Mortgage lenders who offer sub-prime loans cater to people with bad credit. Traditional mortgage lenders specialize in low risk borrowers and mortgage products. These types of lenders will give you the best interest rates; however, they will not approve loans for individuals with poor credit ratings. Sub-prime mortgage loans are much easier to qualify for because the lenders will accept a higher amount of risk. You may be able to qualify for a 30 year fixed rate mortgage with little or no down payment; however you can expect to pay a premium for your interest rate. You will also have the option of an adjustable rate mortgage loan (ARM) which could get you a lower interest rate.
Because the lender is taking a greater risk by offering you a mortgage, these lenders will charge higher interest rates than traditional lenders. You might even be required to pay additional points up front and agree to more stringent terms.
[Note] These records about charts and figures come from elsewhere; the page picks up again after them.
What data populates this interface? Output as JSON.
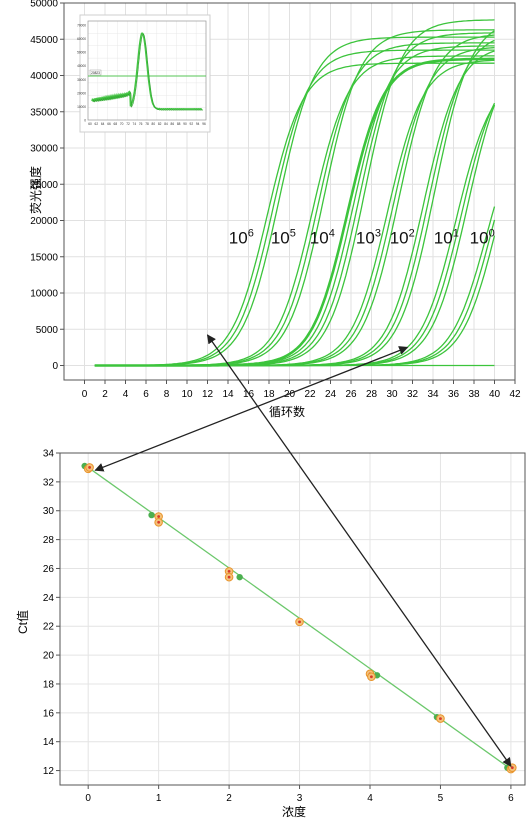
{
  "chart_data": [
    {
      "type": "line",
      "xlabel": "循环数",
      "ylabel": "荧光强度",
      "xlim": [
        -2,
        42
      ],
      "ylim": [
        -2000,
        50000
      ],
      "x_ticks": [
        0,
        2,
        4,
        6,
        8,
        10,
        12,
        14,
        16,
        18,
        20,
        22,
        24,
        26,
        28,
        30,
        32,
        34,
        36,
        38,
        40,
        42
      ],
      "y_ticks": [
        0,
        5000,
        10000,
        15000,
        20000,
        25000,
        30000,
        35000,
        40000,
        45000,
        50000
      ],
      "grid": true,
      "line_color": "#3cc43c",
      "series": [
        {
          "label_base": "10",
          "label_exp": "6",
          "label_x": 15.3,
          "ct": 14.2,
          "plateau": 43500,
          "replicates": 3
        },
        {
          "label_base": "10",
          "label_exp": "5",
          "label_x": 19.4,
          "ct": 18.6,
          "plateau": 44500,
          "replicates": 3
        },
        {
          "label_base": "10",
          "label_exp": "4",
          "label_x": 23.2,
          "ct": 22.3,
          "plateau": 45000,
          "replicates": 4
        },
        {
          "label_base": "10",
          "label_exp": "3",
          "label_x": 27.7,
          "ct": 25.9,
          "plateau": 44000,
          "replicates": 3
        },
        {
          "label_base": "10",
          "label_exp": "2",
          "label_x": 31.0,
          "ct": 29.4,
          "plateau": 46000,
          "replicates": 3
        },
        {
          "label_base": "10",
          "label_exp": "1",
          "label_x": 35.3,
          "ct": 32.6,
          "plateau": 42000,
          "replicates": 3
        },
        {
          "label_base": "10",
          "label_exp": "0",
          "label_x": 38.8,
          "ct": 35.6,
          "plateau": 38000,
          "replicates": 3
        }
      ],
      "inset": {
        "description_value": "melt-curve",
        "threshold_label": "20823",
        "y_ticks": [
          "70000",
          "60000",
          "50000",
          "40000",
          "30000",
          "20000",
          "10000",
          "0"
        ],
        "x_ticks": [
          "60",
          "62",
          "64",
          "66",
          "68",
          "70",
          "72",
          "74",
          "76",
          "78",
          "80",
          "82",
          "84",
          "86",
          "88",
          "90",
          "92",
          "94",
          "96"
        ]
      }
    },
    {
      "type": "scatter",
      "xlabel": "浓度",
      "ylabel": "Ct值",
      "xlim": [
        -0.4,
        6.2
      ],
      "ylim": [
        11,
        34
      ],
      "x_ticks": [
        0,
        1,
        2,
        3,
        4,
        5,
        6
      ],
      "y_ticks": [
        12,
        14,
        16,
        18,
        20,
        22,
        24,
        26,
        28,
        30,
        32,
        34
      ],
      "grid": true,
      "fit_line": {
        "x": [
          0,
          6
        ],
        "y": [
          33.0,
          12.1
        ],
        "color": "#6cc86c"
      },
      "points_green": [
        {
          "x": -0.05,
          "y": 33.1
        },
        {
          "x": 0.9,
          "y": 29.7
        },
        {
          "x": 2.15,
          "y": 25.4
        },
        {
          "x": 4.1,
          "y": 18.6
        },
        {
          "x": 4.95,
          "y": 15.7
        },
        {
          "x": 5.95,
          "y": 12.2
        }
      ],
      "points_orange": [
        {
          "x": 0.0,
          "y": 32.9
        },
        {
          "x": 0.02,
          "y": 33.0
        },
        {
          "x": 1.0,
          "y": 29.6
        },
        {
          "x": 1.0,
          "y": 29.2
        },
        {
          "x": 2.0,
          "y": 25.8
        },
        {
          "x": 2.0,
          "y": 25.4
        },
        {
          "x": 3.0,
          "y": 22.3
        },
        {
          "x": 4.0,
          "y": 18.7
        },
        {
          "x": 4.02,
          "y": 18.5
        },
        {
          "x": 5.0,
          "y": 15.6
        },
        {
          "x": 6.0,
          "y": 12.1
        },
        {
          "x": 6.02,
          "y": 12.2
        }
      ]
    }
  ],
  "arrows": [
    {
      "from": {
        "chart": 0,
        "x": 31.5,
        "y": 2500
      },
      "to": {
        "chart": 1,
        "x": 0.1,
        "y": 32.8
      }
    },
    {
      "from": {
        "chart": 0,
        "x": 12.0,
        "y": 4200
      },
      "to": {
        "chart": 1,
        "x": 6.0,
        "y": 12.3
      }
    }
  ]
}
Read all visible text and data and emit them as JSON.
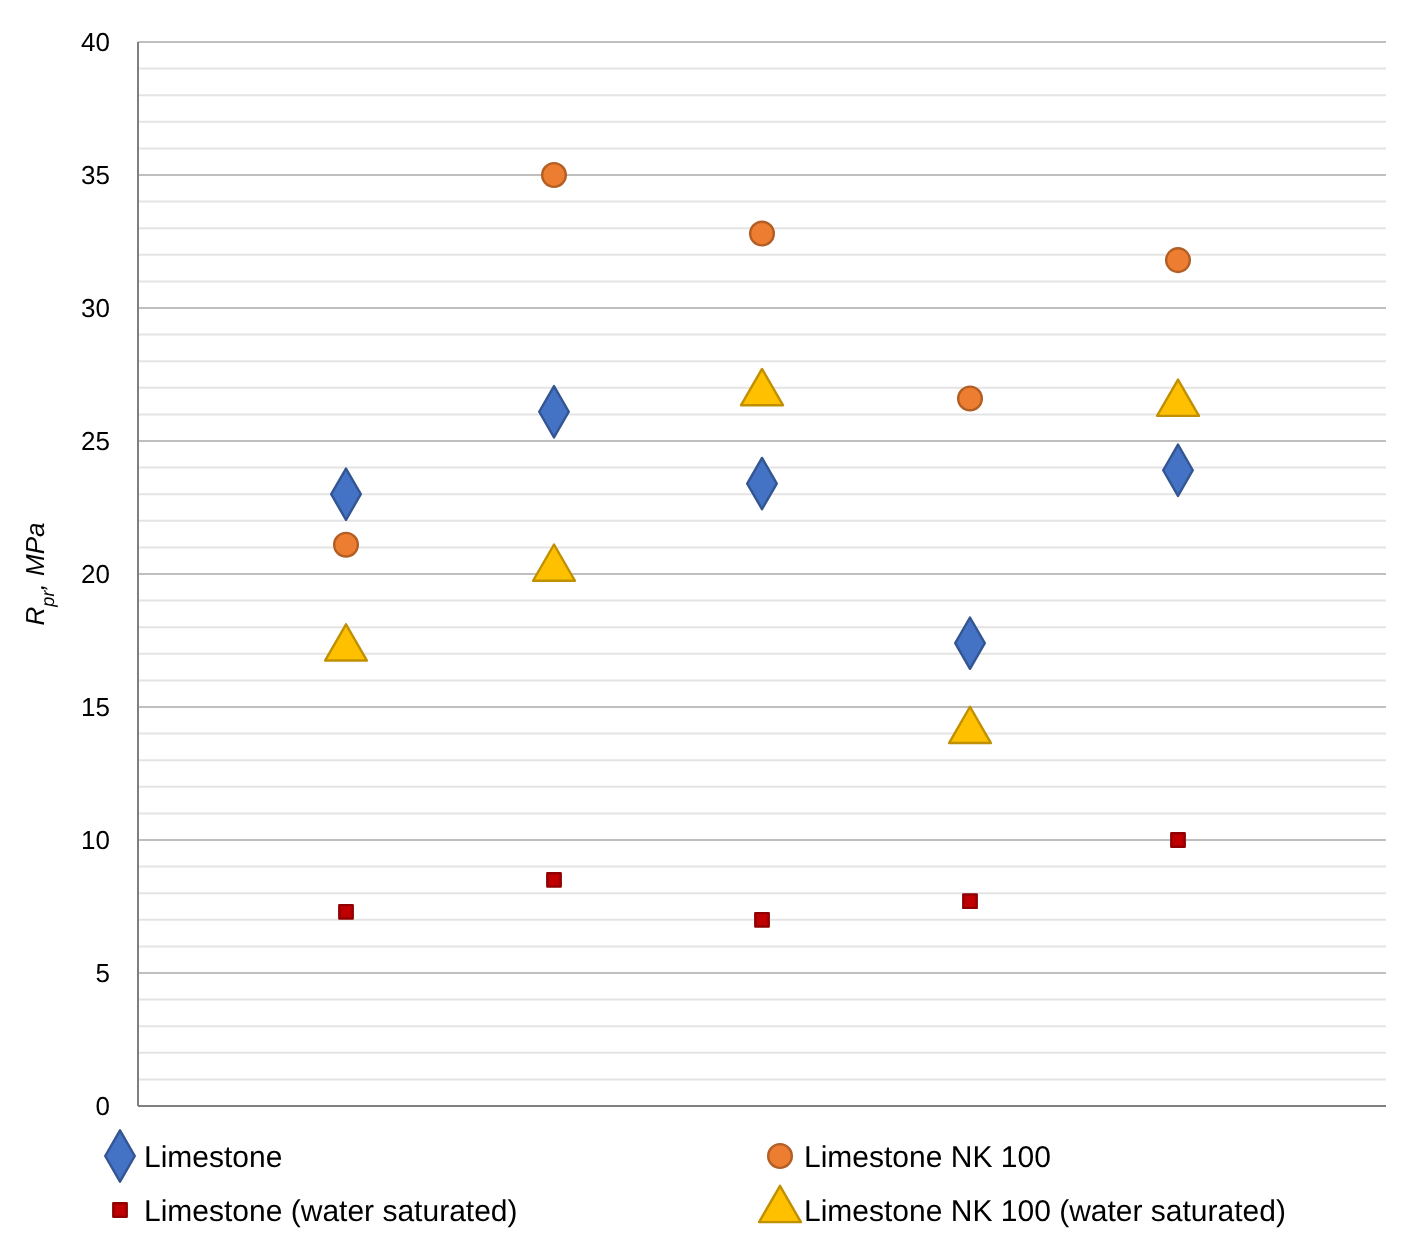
{
  "chart_data": {
    "type": "scatter",
    "ylabel": "R$_{pr}$, MPa",
    "categories": [
      null,
      null,
      null,
      null,
      null
    ],
    "ylim": [
      0,
      40
    ],
    "yticks": [
      0,
      {
        "value": 1,
        "label": null
      },
      {
        "value": 2,
        "label": null
      },
      {
        "value": 3,
        "label": null
      },
      {
        "value": 4,
        "label": null
      },
      5,
      {
        "value": 6,
        "label": null
      },
      {
        "value": 7,
        "label": null
      },
      {
        "value": 8,
        "label": null
      },
      {
        "value": 9,
        "label": null
      },
      10,
      {
        "value": 11,
        "label": null
      },
      {
        "value": 12,
        "label": null
      },
      {
        "value": 13,
        "label": null
      },
      {
        "value": 14,
        "label": null
      },
      15,
      {
        "value": 16,
        "label": null
      },
      {
        "value": 17,
        "label": null
      },
      {
        "value": 18,
        "label": null
      },
      {
        "value": 19,
        "label": null
      },
      20,
      {
        "value": 21,
        "label": null
      },
      {
        "value": 22,
        "label": null
      },
      {
        "value": 23,
        "label": null
      },
      {
        "value": 24,
        "label": null
      },
      25,
      {
        "value": 26,
        "label": null
      },
      {
        "value": 27,
        "label": null
      },
      {
        "value": 28,
        "label": null
      },
      {
        "value": 29,
        "label": null
      },
      30,
      {
        "value": 31,
        "label": null
      },
      {
        "value": 32,
        "label": null
      },
      {
        "value": 33,
        "label": null
      },
      {
        "value": 34,
        "label": null
      },
      35,
      {
        "value": 36,
        "label": null
      },
      {
        "value": 37,
        "label": null
      },
      {
        "value": 38,
        "label": null
      },
      {
        "value": 39,
        "label": null
      },
      40
    ],
    "grid": "y",
    "legend": "bottom",
    "series": [
      {
        "name": "Limestone",
        "color": "#4472c4",
        "marker": "diamond",
        "values": [
          23.0,
          26.1,
          23.4,
          17.4,
          23.9
        ]
      },
      {
        "name": "Limestone NK 100",
        "color": "#ed7d31",
        "marker": "circle",
        "values": [
          21.1,
          35.0,
          32.8,
          26.6,
          31.8
        ]
      },
      {
        "name": "Limestone (water saturated)",
        "color": "#c00000",
        "marker": "square",
        "values": [
          7.3,
          8.5,
          7.0,
          7.7,
          10.0
        ]
      },
      {
        "name": "Limestone NK 100 (water saturated)",
        "color": "#ffc000",
        "marker": "triangle",
        "values": [
          17.2,
          20.2,
          26.8,
          14.1,
          26.4
        ]
      }
    ]
  }
}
These terms could include early repayment penalties that could hinder your ability to refinance the mortgage loan.
Make sure you do your homework first and shop around before selecting a sub-prime lender. This will ensure you are getting the best deal available and keep you away from mortgage scam artists. The good news about selecting a sub-prime lender is that you will not be required to purchase private mortgage insurance (PMI). This insurance does nothing for the homeowner and can add hundreds of dollars to your monthly payment amount.
Before selecting a sub-prime lender discuss the fees involved with several brokers and lenders. Some lenders will charge a fee upfront. These fees you pay upfront do not guarantee you a good deal.